Tsai ran for New Taipei City mayorship in the 2010 municipal elections but was defeated by the KMT candidate, Eric Chu.

2011

In April 2011, Tsai became the first woman to be nominated by a major party as a presidential candidate in the history of Taiwan the Republic of China after defeating her former superior, Su Tseng-chang, in the DPP's primary election by a slight margin.

2012

In the 2012 Taiwanese presidential election, she was defeated by the then-president Ma Ying-jeou, but she won her first term of presidency in the 2016 presidential election by a landslide in a rematch against Eric Chu.

2020

She served as chair of the DPP from 2020 to 2022, as well as from 2014 to 2018, and from 2008 to 2012.

Her second presidential term will expire and she will be succeeded by her vice president, Lai Ching-te, on 20 May 2024.

Tsai was born and raised in Taipei and studied law and international trade, and later became a law professor at Soochow University School of Law and National Chengchi University after earning an LLB from National Taiwan University and an LLM from Cornell Law School.

She later studied law at the London School of Economics and was awarded a PhD.

In the 2020 presidential election, she was re-elected as president after winning the election against Han Kuo-yu.

Tsai is the second president from the DPP, and also the first popularly elected president to have never served as the Mayor of Taipei.

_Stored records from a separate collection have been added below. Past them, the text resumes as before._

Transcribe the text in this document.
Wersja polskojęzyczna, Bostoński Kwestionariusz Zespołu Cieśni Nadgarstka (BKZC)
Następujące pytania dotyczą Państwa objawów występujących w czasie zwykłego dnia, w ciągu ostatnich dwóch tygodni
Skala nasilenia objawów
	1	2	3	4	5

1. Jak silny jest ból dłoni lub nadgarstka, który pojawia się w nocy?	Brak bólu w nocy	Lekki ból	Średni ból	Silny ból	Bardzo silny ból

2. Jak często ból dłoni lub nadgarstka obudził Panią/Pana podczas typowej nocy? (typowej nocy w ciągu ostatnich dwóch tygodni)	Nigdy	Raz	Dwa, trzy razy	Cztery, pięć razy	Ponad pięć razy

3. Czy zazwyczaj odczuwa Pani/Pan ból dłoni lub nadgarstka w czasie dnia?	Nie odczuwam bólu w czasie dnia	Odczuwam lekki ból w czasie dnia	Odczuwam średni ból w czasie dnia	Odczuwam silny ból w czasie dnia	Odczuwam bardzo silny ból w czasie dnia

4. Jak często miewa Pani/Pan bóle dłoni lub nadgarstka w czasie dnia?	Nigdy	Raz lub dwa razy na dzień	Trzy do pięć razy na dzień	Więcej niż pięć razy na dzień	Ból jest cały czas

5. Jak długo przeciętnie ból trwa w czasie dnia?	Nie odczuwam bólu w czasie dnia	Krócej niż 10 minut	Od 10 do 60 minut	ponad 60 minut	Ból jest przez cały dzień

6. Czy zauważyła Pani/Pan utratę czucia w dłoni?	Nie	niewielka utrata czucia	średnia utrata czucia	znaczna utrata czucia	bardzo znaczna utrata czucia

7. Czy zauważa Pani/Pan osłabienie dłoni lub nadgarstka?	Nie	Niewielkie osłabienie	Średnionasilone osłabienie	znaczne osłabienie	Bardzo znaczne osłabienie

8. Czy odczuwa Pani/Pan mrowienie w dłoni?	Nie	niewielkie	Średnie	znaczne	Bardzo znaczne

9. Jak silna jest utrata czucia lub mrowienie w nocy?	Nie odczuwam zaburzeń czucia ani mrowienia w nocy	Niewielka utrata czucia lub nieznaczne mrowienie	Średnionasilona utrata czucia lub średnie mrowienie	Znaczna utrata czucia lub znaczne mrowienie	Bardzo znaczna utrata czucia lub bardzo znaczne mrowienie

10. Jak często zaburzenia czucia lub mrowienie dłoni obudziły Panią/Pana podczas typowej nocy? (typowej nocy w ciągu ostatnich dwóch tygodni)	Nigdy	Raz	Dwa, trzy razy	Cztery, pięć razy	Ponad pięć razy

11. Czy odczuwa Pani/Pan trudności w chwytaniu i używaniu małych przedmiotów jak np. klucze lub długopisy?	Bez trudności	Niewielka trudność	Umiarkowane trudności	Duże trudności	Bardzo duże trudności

Tsai was named one of Time's most influential people of 2020 and was #9 on Forbes's most powerful women and #2 female politician after Kamala Harris of 2021.

Internationally, Tsai has been praised for her response to the COVID-19 pandemic, and for standing up to pressure from the Government of the People's Republic of China.

Tsai resigned as head of the Democratic People's Party (DPP) in November 2022, citing her party's poor performance in local elections earlier that month.

Tsai's second presidential term will end in May 2024 having reached the two-term constitutional limit.